«И вдруг пришли и сказали, что он убит, что его более нет… – вспоминал И. А. Гончаров. – Это было в департаменте. Я… горько, горько, не владея собою, отвернувшись к стене и закрывая лицо руками, заплакал. Тоска ножом резала сердце, и слезы лились в то время, когда все еще не хотелось верить, что его уже нет, что Пушкина нет! Я не мог понять, чтобы тот, пред кем я склонял мысленно колени, лежал бездыханным… И я плакал горько и неутешно, как плачут по получении известия о смерти любимой женщины… Нет, это не верно, – по смерти матери, – да, матери…»
Брат Пушкина Лев Сергеевич находился в то время со своим отрядом в деле против чеченцев. Он писал отцу: «Если бы у меня было сто жизней, я все бы их отдал, чтобы выкупить жизнь брата».
«Плачь, мое бедное отечество! Не скоро родишь ты такого сына! На рождении Пушкина ты истощилось!..» – писал матери из Парижа Карамзин.
Гоголь узнал о гибели Пушкина в Риме. Он был потрясен и писал: «…никакой вести нельзя было хуже получить из России… Ничего не предпринимал я без его совета. Ни одна строка не писалась без того, чтобы я не воображал его перед собою.

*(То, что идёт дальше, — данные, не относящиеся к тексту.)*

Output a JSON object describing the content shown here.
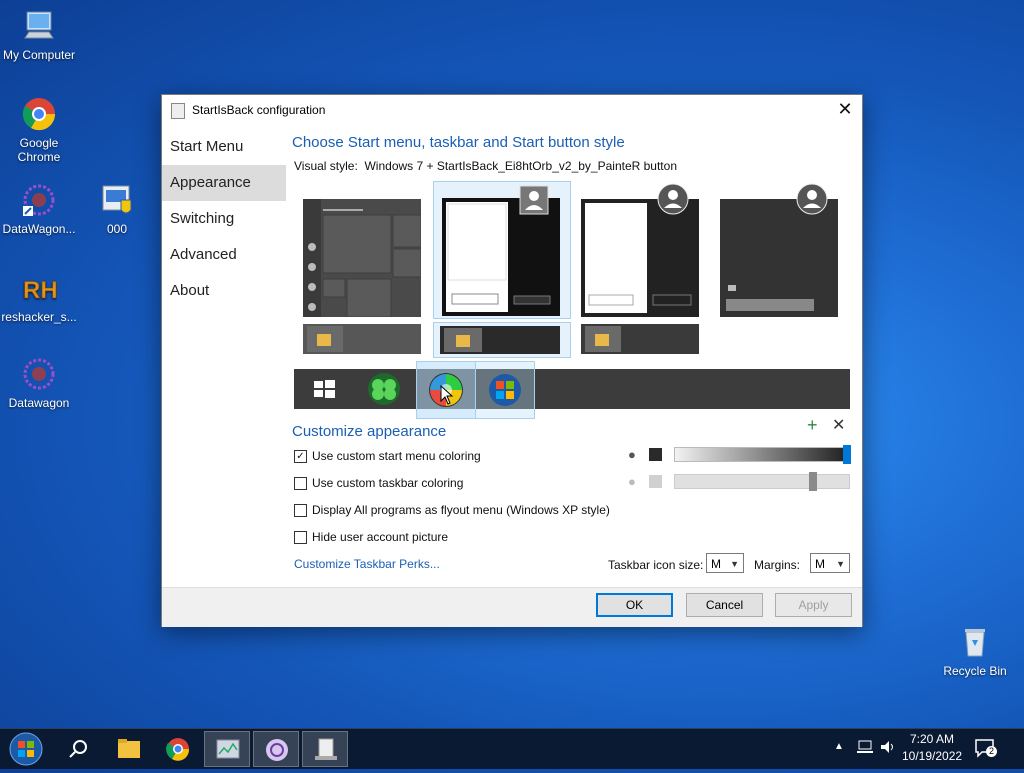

Что скажет он, что заметит он, чему посмеется, чему изречет неразрушимое и вечное одобрение свое, вот что меня только занимало и одушевляло мои силы».
«Как странно! – писал Гоголь Плетневу в сентябре 1839 года из Москвы в Петербург. – Боже, как странно! Россия без Пушкина. Я приеду в Петербург, и Пушкина нет. Я увижу вас – и Пушкина нет…»
«Прострелено солнце!» – написал А. В. Кольцов.
«Пушкин был в ту эпоху для меня, как и для многих моих сверстников, чем-то вроде полубога», – писал юный И. С. Тургенев.
На смерть Пушкина отозвался и польский поэт Адам Мицкевич:
«Пуля, поразившая Пушкина, нанесла интеллектуальной России страшнейший удар… – писал он. – Ни одной стране не дано, чтобы в ней больше, нежели один раз, мог появиться человек с такими выдающимися и такими разнообразными способностями».
Лицейский товарищ Пушкина, Ф. Ф. Матюшкин, прислал лицейскому старосте М. Л. Яковлеву из Севастополя полные душевной скорби строки:
«Пушкин убит! Яковлев! Как ты это допустил? У какого подлеца поднялась на него рука? Яковлев, Яковлев! Как ты мог это допустить? Наш круг редеет; пора и нам убираться…»
У гробницы Александра Сергеевича Грибоедова в Тифлисе ссыльный декабрист Александр Бестужев (Марлинский) горько рыдал о погибших «Александре и Александре», и сам он, третий поэт Александр, тоже пал три месяца спустя.